Maintenace of genomic integrity following DNA damage depends upon the coordinated action of DNA repair and checkpoint systems. Checkpoints control a signaling system that changes the activity of cyclin-dependent kinases (cdks), resulting in delayed cell cycle progression. Arrest in G1 is thought to prevent aberrant replication of damaged DNA, while arrest in G2 allows cells to avoid segregation of defective chromosomes. The failure of the checkpoint system leads to genomic instability, which causes multiple DNA sequence alterations and chromosomal aberrations, resulting in a disposition to develop cancer. On the other hand, it has been elucidated that checkpoint abnormality is the major reason why cancer cells are sensitive to genotoxic agents, such as anti-cancer drugs and X-radiation.
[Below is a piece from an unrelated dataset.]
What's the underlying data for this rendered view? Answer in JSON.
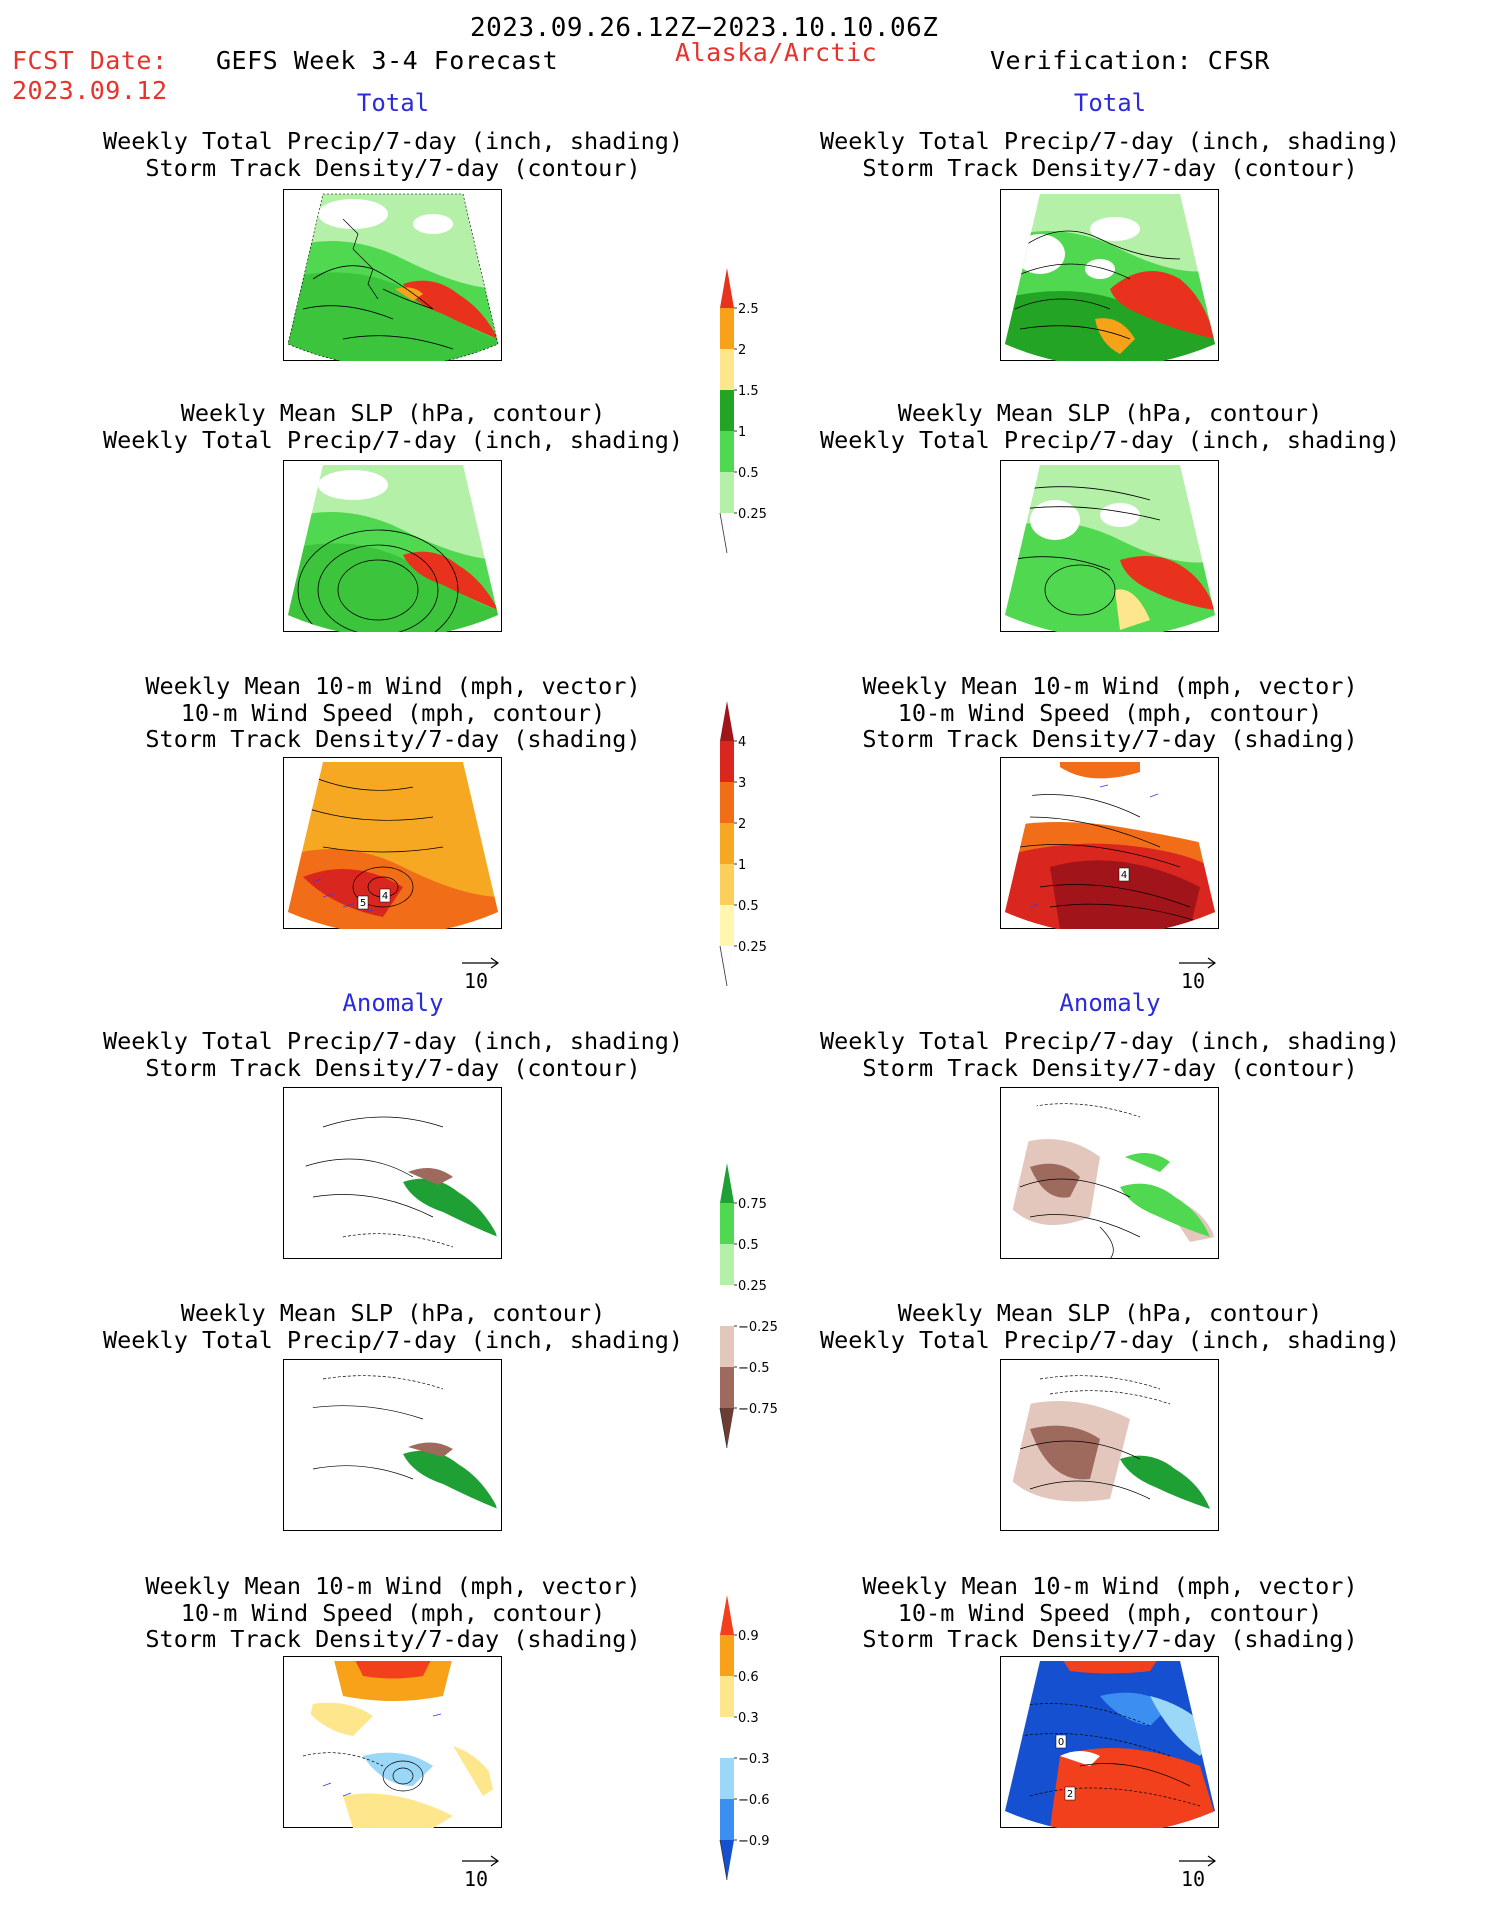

In normal cells, DNA damage activates checkpoints, resulting in cell cycle arrest. However, cancer cells which have checkpoint abnormalities cannot be arrested and the abrogation of the checkpoint system induces cell death via an unknown mechanism called "biochemical crush". Tumor cells which have more malignant phenotypes are considered to have defects in cell death signals which are induced by biochemical crush, and such cells are able to survive even with severe DNA damage. Accumulation of basic knowledge regarding checkpoint regulation and the cell death system is imortant for developing new therapeutic approaches for dealing with malignant tumors.